Khalid Masood's criminal past is a common marker for recent jihadists, but the London attacker's age of 52 is unusual and there was little in his profile that could have given an early warning, experts said.
"There aren't any surprises," said Brooke Rogers, a terrorism researcher at the International Centre for the Study of Radicalisation (ICSR) at King's College London.
"The link to past criminality, we have seen that before," she told AFP, adding that if his reported stints in prison were confirmed, they could have been "a potential entry point for radicalisation".
Masood's age is the only outlier, as younger jihadists are "more the norm", but even that has been changing in recent years, Rogers said.
But Jason Burke, a Guardian journalist who has written extensively about Islamic extremism, said Masood's age was a "standout detail" as it made him nearly twice as old as most contemporary attackers.
Masood ploughed through dozens of pedestrians on Westminster Bridge on Wednesday, then ran out of his car armed with a knife and stabbed a police officer guarding parliament before being shot and killed.
Four people died in the attack.
Prime Minister Theresa May on Thursday said Masood had been known to the domestic intelligence agency MI5 as a "peripheral" figure several years ago "in relation to concerns about violent extremism".
But she said there was no early warning of his threat.
The history of jihadists with non terror-related criminal backgrounds is well documented.
In a report last year, the ICSR said prisons in Europe were a "breeding ground" for jihadist groups.
Some criminals see violent extremism as a form of redemption for their crimes, according to the study.
ICSR director Peter Neumann said at the time that "a lot of networking" for jihadists happens in prison.

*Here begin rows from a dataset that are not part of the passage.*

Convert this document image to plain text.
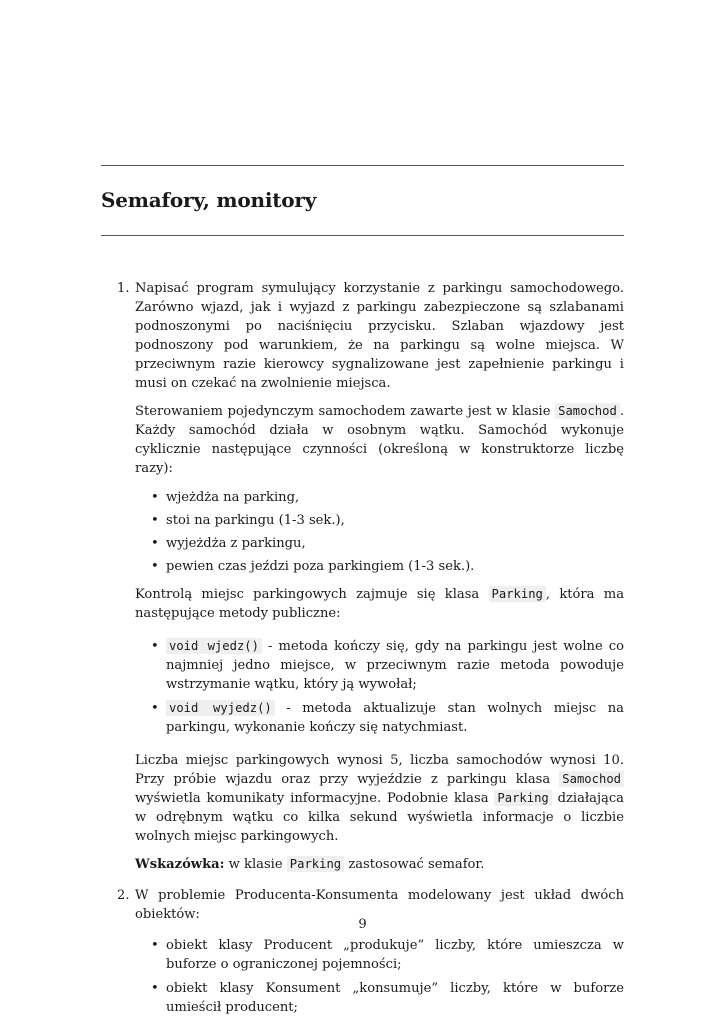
Semafory, monitory
1. Napisać program symulujący korzystanie z parkingu samochodowego. Zarówno wjazd, jak i wyjazd z parkingu zabezpieczone są szlabanami podnoszonymi po naciśnięciu przycisku. Szlaban wjazdowy jest podnoszony pod warunkiem, że na parkingu są wolne miejsca. W przeciwnym razie kierowcy sygnalizowane jest zapełnienie parkingu i musi on czekać na zwolnienie miejsca.

Sterowaniem pojedynczym samochodem zawarte jest w klasie Samochod . Każdy samochód działa w osobnym wątku. Samochód wykonuje cyklicznie następujące czynności (określoną w konstruktorze liczbę razy):

• wjeżdża na parking,
• stoi na parkingu (1-3 sek.),
• wyjeżdża z parkingu,
• pewien czas jeździ poza parkingiem (1-3 sek.).

Kontrolą miejsc parkingowych zajmuje się klasa Parking , która ma następujące metody publiczne:

• void wjedz() - metoda kończy się, gdy na parkingu jest wolne co najmniej jedno miejsce, w przeciwnym razie metoda powoduje wstrzymanie wątku, który ją wywołał;
• void wyjedz() - metoda aktualizuje stan wolnych miejsc na parkingu, wykonanie kończy się natychmiast.

Liczba miejsc parkingowych wynosi 5, liczba samochodów wynosi 10. Przy próbie wjazdu oraz przy wyjeździe z parkingu klasa Samochod wyświetla komunikaty informacyjne. Podobnie klasa Parking działająca w odrębnym wątku co kilka sekund wyświetla informacje o liczbie wolnych miejsc parkingowych.

Wskazówka: w klasie Parking zastosować semafor.

2. W problemie Producenta-Konsumenta modelowany jest układ dwóch obiektów:

• obiekt klasy Producent „produkuje” liczby, które umieszcza w buforze o ograniczonej pojemności;
• obiekt klasy Konsument „konsumuje” liczby, które w buforze umieścił producent;
9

Researchers from the ICSR compiled profiles of 79 European jihadists with criminal pasts from Belgium, Britain, Denmark, France, Germany and The Netherlands.

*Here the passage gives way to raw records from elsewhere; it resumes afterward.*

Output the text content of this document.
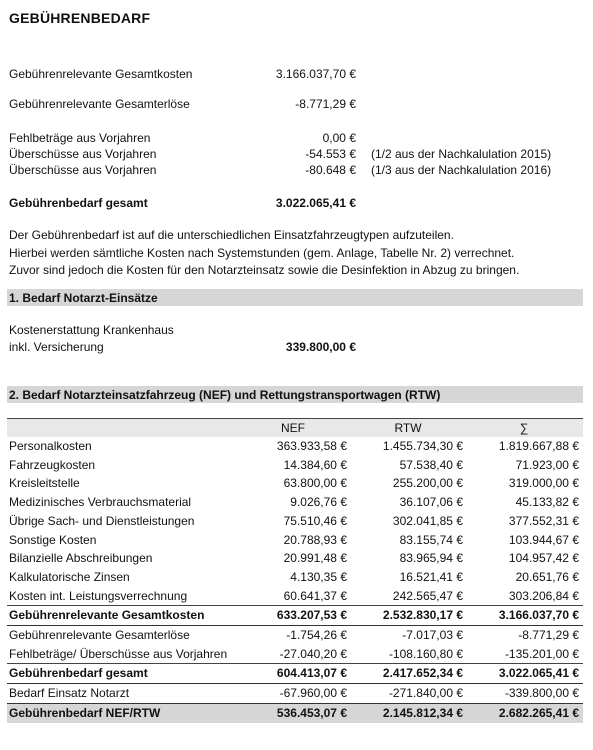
GEBÜHRENBEDARF
Gebührenrelevante Gesamtkosten	3.166.037,70 €
Gebührenrelevante Gesamterlöse	-8.771,29 €
Fehlbeträge aus Vorjahren	0,00 €
Überschüsse aus Vorjahren	-54.553 € (1/2 aus der Nachkalulation 2015)
Überschüsse aus Vorjahren	-80.648 € (1/3 aus der Nachkalulation 2016)
Gebührenbedarf gesamt	3.022.065,41 €
Der Gebührenbedarf ist auf die unterschiedlichen Einsatzfahrzeugtypen aufzuteilen.
Hierbei werden sämtliche Kosten nach Systemstunden (gem. Anlage, Tabelle Nr. 2) verrechnet.
Zuvor sind jedoch die Kosten für den Notarzteinsatz sowie die Desinfektion in Abzug zu bringen.
1. Bedarf Notarzt-Einsätze
Kostenerstattung Krankenhaus
inkl. Versicherung	339.800,00 €
2. Bedarf Notarzteinsatzfahrzeug (NEF) und Rettungstransportwagen (RTW)
	NEF	RTW	∑
Personalkosten	363.933,58 €	1.455.734,30 €	1.819.667,88 €
Fahrzeugkosten	14.384,60 €	57.538,40 €	71.923,00 €
Kreisleitstelle	63.800,00 €	255.200,00 €	319.000,00 €
Medizinisches Verbrauchsmaterial	9.026,76 €	36.107,06 €	45.133,82 €
Übrige Sach- und Dienstleistungen	75.510,46 €	302.041,85 €	377.552,31 €
Sonstige Kosten	20.788,93 €	83.155,74 €	103.944,67 €
Bilanzielle Abschreibungen	20.991,48 €	83.965,94 €	104.957,42 €
Kalkulatorische Zinsen	4.130,35 €	16.521,41 €	20.651,76 €
Kosten int. Leistungsverrechnung	60.641,37 €	242.565,47 €	303.206,84 €
Gebührenrelevante Gesamtkosten	633.207,53 €	2.532.830,17 €	3.166.037,70 €
Gebührenrelevante Gesamterlöse	-1.754,26 €	-7.017,03 €	-8.771,29 €
Fehlbeträge/ Überschüsse aus Vorjahren	-27.040,20 €	-108.160,80 €	-135.201,00 €
Gebührenbedarf gesamt	604.413,07 €	2.417.652,34 €	3.022.065,41 €
Bedarf Einsatz Notarzt	-67.960,00 €	-271.840,00 €	-339.800,00 €
Gebührenbedarf NEF/RTW	536.453,07 €	2.145.812,34 €	2.682.265,41 €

Of those studied, 57 percent had been incarcerated before being radicalised and 27 percent of those who spent time in prison were radicalised behind bars.
On Friday, Neumann said that "except for his age, Masood is exactly the kind of person" in the report.

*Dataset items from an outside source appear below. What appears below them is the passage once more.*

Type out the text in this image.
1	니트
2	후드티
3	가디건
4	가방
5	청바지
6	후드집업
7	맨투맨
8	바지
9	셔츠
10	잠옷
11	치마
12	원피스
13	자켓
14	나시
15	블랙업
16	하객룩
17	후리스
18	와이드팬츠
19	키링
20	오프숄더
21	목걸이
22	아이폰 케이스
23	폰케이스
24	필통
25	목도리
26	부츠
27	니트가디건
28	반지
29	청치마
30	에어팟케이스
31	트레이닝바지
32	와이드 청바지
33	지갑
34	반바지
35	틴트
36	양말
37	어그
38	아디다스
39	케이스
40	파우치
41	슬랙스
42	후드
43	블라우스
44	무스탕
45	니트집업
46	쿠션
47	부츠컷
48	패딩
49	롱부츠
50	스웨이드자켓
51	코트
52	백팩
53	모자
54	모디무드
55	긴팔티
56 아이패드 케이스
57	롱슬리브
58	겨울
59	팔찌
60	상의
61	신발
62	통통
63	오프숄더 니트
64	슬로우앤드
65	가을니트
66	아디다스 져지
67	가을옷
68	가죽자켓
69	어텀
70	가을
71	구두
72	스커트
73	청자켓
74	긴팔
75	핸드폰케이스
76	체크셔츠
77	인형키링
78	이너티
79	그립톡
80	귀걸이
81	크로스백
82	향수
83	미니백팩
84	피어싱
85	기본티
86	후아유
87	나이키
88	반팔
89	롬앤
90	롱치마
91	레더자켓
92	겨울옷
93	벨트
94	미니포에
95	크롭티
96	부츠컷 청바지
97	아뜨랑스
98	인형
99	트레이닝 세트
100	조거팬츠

Still, experts said there was little in his profile that could have marked him out as a threat ahead of time, after British media outlets reported that he was not on a list of 3,000 suspected extremists who were being regularly monitored by intelligence services.
James de Waal, a senior fellow in international security at the Chatham House think-tank, said the trouble was that the number of people radicalised in prison was "a very large group of people".
The answer, according to some experts, is greater monitoring of online activity and better communication with the public to encourage people to come forward about anyone with extremist views.
"We can step up security measures, we can have more armed police, but unless community engagement measures are as good, people like this man can fall through the cracks," said Lina Khatib, head of the Middle East and North Africa programme at Chatham House.
Britain's counter-terrorism strategy, known as CONTEST, includes the Prevent programme aimed at countering radicalisation.
As of 2015, there is now a legal obligation on doctors and teachers to report people showing signs of radicalisation.
But getting the public on board is more difficult.
Announcing investigation details on Friday, Britain's top counter-terrorism officer, Mark Rowley, made a strong appeal for anyone with information.
"There might well be people out there who did have concerns about Masood but weren't sure or didn't feel comfortable for whatever reason in passing information to us," he told reporters.
Rogers, at King's College, said that Britain did not have "thought police" and that the emphasis should be on more "upstream" intervention and community engagement.
"This is a lot about community awareness," she said.